What is the limit at each identified control point?

Critical control limits are measurable:

  • acidity (pH)
  • temperature (degrees celcius)
  • moisture or water activity (Aw)
  • time
  • use by dates

Principle 3: Establish critical point monitoring requirements.

Monitoring activities are necessary to ensure that the process is under control at each critical control point.

How do we know if hazards are controlled?

  • Monitoring is checking temperatures, checking dates and other visual examinations. 
  • You could monitor by using a thermometer to take temperatures.
  • You could also monitor employees. You could watch staff to make sure that they are following guidelines of personal hygiene.  
  • Operating temperatures for processing foods vary depending on the food product. It is your responsibility to know the temperature requirements for storing, preparing and processing food products.


Principle 4: Establish corrective actions.

These are actions to be taken when monitoring indicates a deviation from an established critical limit. The final rule requires a food business HACCP plan to identify the corrective actions to be taken if a critical limit is not met. Corrective actions are intended to ensure that no food product that could cause a health concern is sold or provided for consumption.  The change made to food products during corrective action should not create any further risk to the consumer.

What should be done if something is not right? Who has the authority to make the decision?
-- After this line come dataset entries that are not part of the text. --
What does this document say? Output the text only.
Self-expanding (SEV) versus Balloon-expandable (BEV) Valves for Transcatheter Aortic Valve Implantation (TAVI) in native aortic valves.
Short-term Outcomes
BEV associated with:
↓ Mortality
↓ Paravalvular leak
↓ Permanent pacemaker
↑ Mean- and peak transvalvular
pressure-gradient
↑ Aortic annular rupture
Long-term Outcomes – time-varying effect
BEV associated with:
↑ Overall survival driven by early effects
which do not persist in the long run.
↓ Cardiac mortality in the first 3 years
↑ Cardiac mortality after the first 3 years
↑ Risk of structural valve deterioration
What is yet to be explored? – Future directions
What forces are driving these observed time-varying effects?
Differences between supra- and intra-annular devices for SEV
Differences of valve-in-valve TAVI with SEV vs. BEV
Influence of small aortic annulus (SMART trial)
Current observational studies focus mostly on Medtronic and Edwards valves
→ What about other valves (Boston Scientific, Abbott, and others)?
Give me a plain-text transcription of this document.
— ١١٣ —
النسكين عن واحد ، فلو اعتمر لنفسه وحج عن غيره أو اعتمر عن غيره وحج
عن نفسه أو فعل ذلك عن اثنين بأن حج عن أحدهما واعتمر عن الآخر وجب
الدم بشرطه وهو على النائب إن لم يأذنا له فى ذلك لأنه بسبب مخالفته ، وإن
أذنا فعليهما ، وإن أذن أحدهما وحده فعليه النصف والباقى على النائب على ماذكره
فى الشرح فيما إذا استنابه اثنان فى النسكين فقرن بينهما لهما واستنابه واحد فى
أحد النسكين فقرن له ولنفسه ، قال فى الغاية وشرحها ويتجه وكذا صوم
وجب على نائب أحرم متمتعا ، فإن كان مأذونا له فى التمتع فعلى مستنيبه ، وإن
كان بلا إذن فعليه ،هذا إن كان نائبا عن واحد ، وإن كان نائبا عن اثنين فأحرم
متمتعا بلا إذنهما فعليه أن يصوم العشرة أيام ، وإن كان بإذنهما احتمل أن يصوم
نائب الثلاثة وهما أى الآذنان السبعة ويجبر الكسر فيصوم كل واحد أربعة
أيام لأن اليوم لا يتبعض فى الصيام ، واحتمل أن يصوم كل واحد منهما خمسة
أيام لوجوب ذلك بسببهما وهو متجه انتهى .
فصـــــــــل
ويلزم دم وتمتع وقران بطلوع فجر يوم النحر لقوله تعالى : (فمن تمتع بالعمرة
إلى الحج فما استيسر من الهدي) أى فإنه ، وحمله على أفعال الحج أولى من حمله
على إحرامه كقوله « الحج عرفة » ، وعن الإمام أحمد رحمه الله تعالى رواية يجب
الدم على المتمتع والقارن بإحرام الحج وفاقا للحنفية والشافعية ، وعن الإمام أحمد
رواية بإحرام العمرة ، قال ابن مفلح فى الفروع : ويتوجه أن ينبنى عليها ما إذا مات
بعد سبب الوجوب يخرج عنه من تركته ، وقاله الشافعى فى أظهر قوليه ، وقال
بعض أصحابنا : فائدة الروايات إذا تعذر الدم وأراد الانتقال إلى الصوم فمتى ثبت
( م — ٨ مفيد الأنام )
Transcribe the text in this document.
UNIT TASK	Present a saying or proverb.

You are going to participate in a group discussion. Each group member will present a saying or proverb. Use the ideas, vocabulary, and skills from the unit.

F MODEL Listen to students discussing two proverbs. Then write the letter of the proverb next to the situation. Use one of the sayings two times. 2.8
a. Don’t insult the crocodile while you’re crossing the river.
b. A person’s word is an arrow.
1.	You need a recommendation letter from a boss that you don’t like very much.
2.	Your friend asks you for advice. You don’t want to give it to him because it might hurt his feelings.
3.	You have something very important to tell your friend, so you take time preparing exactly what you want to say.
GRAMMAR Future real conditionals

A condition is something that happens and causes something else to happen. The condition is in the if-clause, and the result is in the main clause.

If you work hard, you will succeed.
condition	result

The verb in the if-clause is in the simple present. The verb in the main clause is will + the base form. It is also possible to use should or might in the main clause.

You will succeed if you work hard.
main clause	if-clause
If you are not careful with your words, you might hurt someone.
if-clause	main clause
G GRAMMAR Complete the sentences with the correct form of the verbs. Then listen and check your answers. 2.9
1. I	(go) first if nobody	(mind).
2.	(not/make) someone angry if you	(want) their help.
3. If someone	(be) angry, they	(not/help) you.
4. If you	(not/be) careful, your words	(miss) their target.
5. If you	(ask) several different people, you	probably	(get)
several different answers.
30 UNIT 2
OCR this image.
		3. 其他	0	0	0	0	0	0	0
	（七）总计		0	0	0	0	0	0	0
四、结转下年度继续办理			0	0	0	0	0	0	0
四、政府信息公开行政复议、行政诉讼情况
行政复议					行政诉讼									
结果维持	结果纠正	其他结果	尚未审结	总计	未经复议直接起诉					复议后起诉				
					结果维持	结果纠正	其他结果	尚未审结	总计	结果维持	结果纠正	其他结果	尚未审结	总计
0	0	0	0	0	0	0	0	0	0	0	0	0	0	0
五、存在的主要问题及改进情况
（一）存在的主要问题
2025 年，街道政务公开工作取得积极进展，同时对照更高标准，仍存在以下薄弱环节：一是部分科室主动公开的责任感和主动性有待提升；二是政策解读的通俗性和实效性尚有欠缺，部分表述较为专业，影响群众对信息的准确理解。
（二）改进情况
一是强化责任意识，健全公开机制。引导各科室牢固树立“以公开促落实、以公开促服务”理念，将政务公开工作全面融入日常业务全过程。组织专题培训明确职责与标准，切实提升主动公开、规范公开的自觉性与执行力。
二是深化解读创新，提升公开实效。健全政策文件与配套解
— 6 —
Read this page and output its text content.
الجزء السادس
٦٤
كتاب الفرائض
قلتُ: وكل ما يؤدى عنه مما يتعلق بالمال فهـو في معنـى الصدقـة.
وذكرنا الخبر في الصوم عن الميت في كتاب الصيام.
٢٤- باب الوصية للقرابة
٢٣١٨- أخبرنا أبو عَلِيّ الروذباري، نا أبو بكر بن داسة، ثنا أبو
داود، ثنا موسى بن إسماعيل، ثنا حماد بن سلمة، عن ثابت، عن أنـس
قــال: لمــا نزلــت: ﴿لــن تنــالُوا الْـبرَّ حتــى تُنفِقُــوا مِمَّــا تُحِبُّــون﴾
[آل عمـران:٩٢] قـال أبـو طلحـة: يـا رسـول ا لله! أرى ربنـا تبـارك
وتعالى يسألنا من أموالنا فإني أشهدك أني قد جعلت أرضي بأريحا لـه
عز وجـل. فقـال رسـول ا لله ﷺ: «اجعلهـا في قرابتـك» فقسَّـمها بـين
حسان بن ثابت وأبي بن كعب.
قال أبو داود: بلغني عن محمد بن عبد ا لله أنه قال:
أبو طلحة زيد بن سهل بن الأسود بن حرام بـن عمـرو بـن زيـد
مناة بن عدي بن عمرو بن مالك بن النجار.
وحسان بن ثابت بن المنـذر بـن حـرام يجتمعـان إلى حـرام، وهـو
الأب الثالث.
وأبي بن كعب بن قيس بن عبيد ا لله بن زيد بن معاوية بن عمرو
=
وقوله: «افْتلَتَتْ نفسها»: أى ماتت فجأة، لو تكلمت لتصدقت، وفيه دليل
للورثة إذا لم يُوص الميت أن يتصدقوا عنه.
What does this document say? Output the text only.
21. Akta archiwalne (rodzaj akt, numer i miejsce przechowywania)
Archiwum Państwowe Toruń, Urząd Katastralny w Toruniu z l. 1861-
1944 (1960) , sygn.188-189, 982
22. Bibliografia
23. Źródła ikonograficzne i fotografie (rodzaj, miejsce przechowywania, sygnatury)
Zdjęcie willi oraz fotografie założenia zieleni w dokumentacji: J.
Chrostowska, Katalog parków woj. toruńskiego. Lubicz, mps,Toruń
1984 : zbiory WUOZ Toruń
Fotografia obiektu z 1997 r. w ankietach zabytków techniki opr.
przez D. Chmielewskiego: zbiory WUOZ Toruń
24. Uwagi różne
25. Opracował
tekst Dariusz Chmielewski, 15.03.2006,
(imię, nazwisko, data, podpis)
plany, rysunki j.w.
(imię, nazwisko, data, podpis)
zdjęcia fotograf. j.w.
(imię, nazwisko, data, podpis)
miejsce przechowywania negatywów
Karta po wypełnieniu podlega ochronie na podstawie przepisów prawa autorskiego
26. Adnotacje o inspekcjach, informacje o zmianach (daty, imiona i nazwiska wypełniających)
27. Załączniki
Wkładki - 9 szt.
There are three key steps that need to occur when the monitoring function detects a situation outside the critical limits and a corrective action is required:  

  1. If you discover a food safety hazard, e.g. a delivery of potentially hazardous food is above 5 ℃.
  2. Correction of the Process — Determine a process which prevents this from occurring again.
  3. Documentation of the Event — records need to be kept that describe the outcome of the corrective action, particularly at critical control points.  This is for review purposes, and to prove that the appropriate corrective action relating to the product has been taken.